I think my single biggest inspiration was the TV series Babylon 5. In middle school I hit a rough patch. I did not want to do homework or chores. I was grounded, forbidden from TV, computer, no allowance, etc to encourage a reversal. I missed TV most of all. Once a week, my brother watched Babylon 5. I could hide on the staircase and watch it through the rails. At first I scorned it; where are the transporters, I said. But desperation for electronics forced me to watch (in secrecy), and eventually I really got into it. Unlike any show I’d ever watched there were little connections to other broad topics.
I started to read the Babylon 5 books, as I’d read the Star Wars books when I was younger. In the scifi section at the bookstore I happened to see the name “Alfred Bester” on the spine of a book. This is the name of an excellent character in B5, so wondering if it was another B5 book, I bought it.
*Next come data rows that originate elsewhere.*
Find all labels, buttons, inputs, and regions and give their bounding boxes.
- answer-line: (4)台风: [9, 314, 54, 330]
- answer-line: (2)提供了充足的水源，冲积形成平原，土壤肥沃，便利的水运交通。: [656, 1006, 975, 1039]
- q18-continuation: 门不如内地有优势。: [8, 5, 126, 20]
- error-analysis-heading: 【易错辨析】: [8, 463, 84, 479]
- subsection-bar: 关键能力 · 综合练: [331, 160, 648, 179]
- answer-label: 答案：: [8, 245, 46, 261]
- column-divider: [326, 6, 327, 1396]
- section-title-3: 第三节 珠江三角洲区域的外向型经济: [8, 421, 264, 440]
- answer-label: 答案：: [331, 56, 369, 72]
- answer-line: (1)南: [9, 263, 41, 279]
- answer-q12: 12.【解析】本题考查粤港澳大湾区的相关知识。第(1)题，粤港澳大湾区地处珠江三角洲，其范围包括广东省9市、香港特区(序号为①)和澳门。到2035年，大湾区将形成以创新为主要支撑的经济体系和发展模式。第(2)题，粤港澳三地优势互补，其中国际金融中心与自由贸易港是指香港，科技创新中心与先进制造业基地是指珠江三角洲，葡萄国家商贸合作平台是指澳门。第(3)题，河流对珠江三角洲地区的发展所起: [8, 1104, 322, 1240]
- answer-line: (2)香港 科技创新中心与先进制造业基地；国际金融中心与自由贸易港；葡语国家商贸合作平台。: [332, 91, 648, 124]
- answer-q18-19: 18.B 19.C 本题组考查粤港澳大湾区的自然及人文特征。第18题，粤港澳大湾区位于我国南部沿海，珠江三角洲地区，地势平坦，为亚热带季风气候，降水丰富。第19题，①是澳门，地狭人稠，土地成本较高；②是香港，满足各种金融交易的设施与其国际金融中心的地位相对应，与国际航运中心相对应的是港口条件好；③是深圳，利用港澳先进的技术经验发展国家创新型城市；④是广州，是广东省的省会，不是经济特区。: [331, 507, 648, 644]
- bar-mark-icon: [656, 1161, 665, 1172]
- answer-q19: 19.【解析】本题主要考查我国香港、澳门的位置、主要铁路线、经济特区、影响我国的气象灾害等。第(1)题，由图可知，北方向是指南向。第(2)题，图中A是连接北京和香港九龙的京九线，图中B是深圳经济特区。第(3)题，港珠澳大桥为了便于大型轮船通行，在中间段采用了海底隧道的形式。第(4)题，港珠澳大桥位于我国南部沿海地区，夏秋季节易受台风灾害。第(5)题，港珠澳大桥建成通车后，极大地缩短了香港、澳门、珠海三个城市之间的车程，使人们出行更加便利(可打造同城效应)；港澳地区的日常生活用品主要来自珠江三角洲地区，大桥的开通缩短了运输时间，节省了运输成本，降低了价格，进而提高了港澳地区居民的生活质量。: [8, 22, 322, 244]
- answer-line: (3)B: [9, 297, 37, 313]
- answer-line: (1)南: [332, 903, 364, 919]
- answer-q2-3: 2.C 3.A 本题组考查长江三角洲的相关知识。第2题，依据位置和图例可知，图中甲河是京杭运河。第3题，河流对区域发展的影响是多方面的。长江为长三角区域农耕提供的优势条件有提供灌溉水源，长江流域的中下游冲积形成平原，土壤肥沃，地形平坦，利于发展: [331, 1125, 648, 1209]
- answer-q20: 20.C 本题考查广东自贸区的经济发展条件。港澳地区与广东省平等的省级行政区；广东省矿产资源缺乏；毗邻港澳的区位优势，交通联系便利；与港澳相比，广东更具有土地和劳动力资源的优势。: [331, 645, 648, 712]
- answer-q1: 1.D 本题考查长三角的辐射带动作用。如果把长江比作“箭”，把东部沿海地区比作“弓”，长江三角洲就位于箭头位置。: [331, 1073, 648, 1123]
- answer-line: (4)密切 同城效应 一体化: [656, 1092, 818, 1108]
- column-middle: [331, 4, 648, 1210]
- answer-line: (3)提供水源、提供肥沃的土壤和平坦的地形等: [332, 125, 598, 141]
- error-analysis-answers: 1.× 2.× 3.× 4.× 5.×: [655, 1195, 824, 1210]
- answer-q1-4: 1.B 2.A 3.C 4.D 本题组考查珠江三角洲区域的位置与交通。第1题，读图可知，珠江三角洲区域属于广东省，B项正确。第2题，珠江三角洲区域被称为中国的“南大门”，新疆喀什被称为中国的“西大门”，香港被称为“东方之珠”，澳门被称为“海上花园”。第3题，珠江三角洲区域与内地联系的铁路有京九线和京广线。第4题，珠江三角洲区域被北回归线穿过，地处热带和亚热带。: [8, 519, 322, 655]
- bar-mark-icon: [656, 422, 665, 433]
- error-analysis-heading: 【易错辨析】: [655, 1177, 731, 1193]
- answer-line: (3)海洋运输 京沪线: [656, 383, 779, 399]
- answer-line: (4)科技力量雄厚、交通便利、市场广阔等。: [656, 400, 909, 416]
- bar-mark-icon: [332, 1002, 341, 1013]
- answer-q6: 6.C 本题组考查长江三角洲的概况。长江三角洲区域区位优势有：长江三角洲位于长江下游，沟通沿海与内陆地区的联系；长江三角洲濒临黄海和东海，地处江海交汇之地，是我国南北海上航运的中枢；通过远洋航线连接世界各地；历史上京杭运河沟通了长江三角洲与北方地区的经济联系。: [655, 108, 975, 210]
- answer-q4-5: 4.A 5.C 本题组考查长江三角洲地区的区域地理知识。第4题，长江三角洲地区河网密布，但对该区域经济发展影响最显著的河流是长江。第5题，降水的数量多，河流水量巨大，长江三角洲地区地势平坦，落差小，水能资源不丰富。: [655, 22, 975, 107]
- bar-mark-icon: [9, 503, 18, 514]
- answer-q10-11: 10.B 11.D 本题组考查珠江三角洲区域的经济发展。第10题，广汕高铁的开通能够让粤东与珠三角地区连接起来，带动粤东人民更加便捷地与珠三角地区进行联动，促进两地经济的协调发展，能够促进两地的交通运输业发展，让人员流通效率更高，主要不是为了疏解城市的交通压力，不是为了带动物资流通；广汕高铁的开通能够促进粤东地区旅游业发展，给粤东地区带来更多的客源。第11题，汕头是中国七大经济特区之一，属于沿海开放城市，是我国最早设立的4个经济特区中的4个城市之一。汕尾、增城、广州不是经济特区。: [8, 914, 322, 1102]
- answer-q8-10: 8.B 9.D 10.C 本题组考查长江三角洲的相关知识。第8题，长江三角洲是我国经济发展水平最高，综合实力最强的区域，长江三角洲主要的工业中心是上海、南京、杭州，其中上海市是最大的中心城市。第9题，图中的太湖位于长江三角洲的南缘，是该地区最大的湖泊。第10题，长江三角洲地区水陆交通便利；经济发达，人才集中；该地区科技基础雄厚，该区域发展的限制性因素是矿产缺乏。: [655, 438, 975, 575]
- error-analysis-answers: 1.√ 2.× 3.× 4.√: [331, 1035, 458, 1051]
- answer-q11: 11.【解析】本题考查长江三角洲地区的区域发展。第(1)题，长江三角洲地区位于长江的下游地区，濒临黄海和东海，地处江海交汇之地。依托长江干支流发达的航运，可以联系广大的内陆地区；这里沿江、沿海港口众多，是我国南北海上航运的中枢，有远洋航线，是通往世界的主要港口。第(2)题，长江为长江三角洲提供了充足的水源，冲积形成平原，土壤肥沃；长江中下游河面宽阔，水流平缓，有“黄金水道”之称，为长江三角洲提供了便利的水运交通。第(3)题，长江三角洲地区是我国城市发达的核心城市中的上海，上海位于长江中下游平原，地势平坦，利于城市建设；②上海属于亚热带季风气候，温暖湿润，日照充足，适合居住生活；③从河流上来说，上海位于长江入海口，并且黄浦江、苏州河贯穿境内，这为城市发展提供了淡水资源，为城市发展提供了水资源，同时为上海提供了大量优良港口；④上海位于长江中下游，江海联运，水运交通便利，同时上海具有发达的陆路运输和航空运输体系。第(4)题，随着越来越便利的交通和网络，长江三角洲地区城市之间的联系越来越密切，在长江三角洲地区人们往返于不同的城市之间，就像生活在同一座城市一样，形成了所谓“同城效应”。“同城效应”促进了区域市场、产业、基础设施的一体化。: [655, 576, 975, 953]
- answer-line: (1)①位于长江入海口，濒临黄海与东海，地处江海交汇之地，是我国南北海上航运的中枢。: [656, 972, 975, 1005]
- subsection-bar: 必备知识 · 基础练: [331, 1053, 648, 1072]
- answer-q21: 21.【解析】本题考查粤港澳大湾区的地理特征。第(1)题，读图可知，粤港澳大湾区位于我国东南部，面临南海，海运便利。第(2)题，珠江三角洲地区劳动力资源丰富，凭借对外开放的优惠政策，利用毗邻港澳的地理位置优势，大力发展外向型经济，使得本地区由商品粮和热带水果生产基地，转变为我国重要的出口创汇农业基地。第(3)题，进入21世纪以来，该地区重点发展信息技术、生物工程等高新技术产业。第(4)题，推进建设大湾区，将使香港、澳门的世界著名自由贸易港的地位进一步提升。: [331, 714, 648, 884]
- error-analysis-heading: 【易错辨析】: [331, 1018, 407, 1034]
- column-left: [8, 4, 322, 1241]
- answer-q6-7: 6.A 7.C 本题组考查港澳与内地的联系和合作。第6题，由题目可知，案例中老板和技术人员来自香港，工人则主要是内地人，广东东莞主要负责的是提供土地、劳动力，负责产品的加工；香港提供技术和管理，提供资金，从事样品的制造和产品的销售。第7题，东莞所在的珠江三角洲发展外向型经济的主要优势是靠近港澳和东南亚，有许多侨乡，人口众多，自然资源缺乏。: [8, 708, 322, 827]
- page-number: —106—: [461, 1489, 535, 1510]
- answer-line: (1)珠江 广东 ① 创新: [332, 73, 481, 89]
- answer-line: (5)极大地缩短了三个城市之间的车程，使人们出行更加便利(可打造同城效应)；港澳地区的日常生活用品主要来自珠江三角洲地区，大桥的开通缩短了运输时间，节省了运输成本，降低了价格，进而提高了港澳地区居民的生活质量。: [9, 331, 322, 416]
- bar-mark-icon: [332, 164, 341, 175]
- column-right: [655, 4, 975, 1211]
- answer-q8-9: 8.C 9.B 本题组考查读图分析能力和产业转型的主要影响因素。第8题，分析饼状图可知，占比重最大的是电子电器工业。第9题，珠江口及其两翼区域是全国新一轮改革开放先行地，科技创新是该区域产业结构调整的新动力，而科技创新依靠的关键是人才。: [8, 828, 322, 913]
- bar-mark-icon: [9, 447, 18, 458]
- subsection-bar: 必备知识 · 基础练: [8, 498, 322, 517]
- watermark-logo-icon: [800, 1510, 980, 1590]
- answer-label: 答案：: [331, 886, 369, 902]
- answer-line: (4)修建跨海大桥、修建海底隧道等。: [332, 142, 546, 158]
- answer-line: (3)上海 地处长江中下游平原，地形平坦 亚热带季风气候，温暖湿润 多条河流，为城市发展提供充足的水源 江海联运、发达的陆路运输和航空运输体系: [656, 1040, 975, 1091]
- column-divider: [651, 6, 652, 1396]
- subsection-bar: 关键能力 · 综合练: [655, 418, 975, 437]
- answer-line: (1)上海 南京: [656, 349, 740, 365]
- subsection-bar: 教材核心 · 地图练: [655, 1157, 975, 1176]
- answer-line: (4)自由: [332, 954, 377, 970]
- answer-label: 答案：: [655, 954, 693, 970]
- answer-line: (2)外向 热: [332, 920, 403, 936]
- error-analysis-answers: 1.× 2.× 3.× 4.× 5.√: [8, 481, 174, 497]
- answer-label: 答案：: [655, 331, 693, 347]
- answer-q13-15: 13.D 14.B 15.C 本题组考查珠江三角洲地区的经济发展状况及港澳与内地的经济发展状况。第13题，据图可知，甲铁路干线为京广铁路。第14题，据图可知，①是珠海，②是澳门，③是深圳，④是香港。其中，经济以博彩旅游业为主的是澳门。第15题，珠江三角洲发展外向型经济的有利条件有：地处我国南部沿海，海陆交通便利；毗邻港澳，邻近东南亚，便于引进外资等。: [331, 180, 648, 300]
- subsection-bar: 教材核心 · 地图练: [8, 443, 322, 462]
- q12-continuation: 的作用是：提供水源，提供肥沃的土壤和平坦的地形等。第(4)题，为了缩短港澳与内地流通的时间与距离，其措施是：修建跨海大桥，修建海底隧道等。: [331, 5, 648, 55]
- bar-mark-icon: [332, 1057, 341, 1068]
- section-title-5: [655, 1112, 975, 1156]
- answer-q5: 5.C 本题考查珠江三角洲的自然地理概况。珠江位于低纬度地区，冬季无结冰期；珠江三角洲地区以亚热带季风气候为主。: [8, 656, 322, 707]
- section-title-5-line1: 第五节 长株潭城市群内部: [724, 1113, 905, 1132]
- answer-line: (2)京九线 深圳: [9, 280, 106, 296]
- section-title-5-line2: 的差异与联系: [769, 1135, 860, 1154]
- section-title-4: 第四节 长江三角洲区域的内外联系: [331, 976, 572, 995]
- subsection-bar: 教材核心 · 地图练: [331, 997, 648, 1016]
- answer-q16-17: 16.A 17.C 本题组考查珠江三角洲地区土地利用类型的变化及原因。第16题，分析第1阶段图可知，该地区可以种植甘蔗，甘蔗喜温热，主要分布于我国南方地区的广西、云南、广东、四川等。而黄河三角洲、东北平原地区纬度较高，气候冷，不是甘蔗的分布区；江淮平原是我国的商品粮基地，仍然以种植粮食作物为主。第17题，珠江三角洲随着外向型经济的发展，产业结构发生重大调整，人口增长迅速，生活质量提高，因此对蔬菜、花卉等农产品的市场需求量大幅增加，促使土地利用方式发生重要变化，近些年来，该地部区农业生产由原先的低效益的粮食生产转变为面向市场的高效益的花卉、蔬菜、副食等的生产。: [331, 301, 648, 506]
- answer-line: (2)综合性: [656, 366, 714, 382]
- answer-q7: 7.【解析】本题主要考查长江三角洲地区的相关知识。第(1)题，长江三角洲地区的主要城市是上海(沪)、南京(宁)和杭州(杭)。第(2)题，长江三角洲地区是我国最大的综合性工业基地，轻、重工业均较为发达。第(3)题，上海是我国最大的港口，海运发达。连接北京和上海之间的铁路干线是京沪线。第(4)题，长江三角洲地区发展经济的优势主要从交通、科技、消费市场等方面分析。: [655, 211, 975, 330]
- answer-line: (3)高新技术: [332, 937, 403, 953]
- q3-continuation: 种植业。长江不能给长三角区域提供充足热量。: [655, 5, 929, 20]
Little did I know Alfred Bester was a classic 1950’s science fiction writer; the character was named after him. I loved the book, and went on to read everything I could find of his. Bester wasn’t very prolific, so this didn’t take too long, especially with no homework. I moved onto other classics of science fiction and started scouring the Hugo awards of years past.
B5 is chock full of other references, and I chased these down as well. Babylon 5 led me to read Tennyson and Yates (where I’d never liked poetry), and Michael Moorcock’s Elric series. Harlan Elison consulted on B5, so I read his stuff too. And I went on to read B5 creator JMS’s comic books. I think B5 promoted a sort of inspiration to learn in me which middle school could not.
There are, of course, so many other sources of inspiration I could list over the years. I loved “A Wrinkle in Time” by Madeleine L’Engle, and I also read a ton of kiddie SF I could hardly name anymore. I started watching Star Trek around age 3; I was especially obsessed with Voyager when that came out. I think the female captain intrigued me. I can’t remember a time at which I didn’t adore astronomy. But B5 still stands out amongst the others.
So enough of my thoughts. What inspires your work (and what is that work)? What first kicked it off, and is it the same thing that still motivates you? Does your motivation ever falter, and how do you handle that?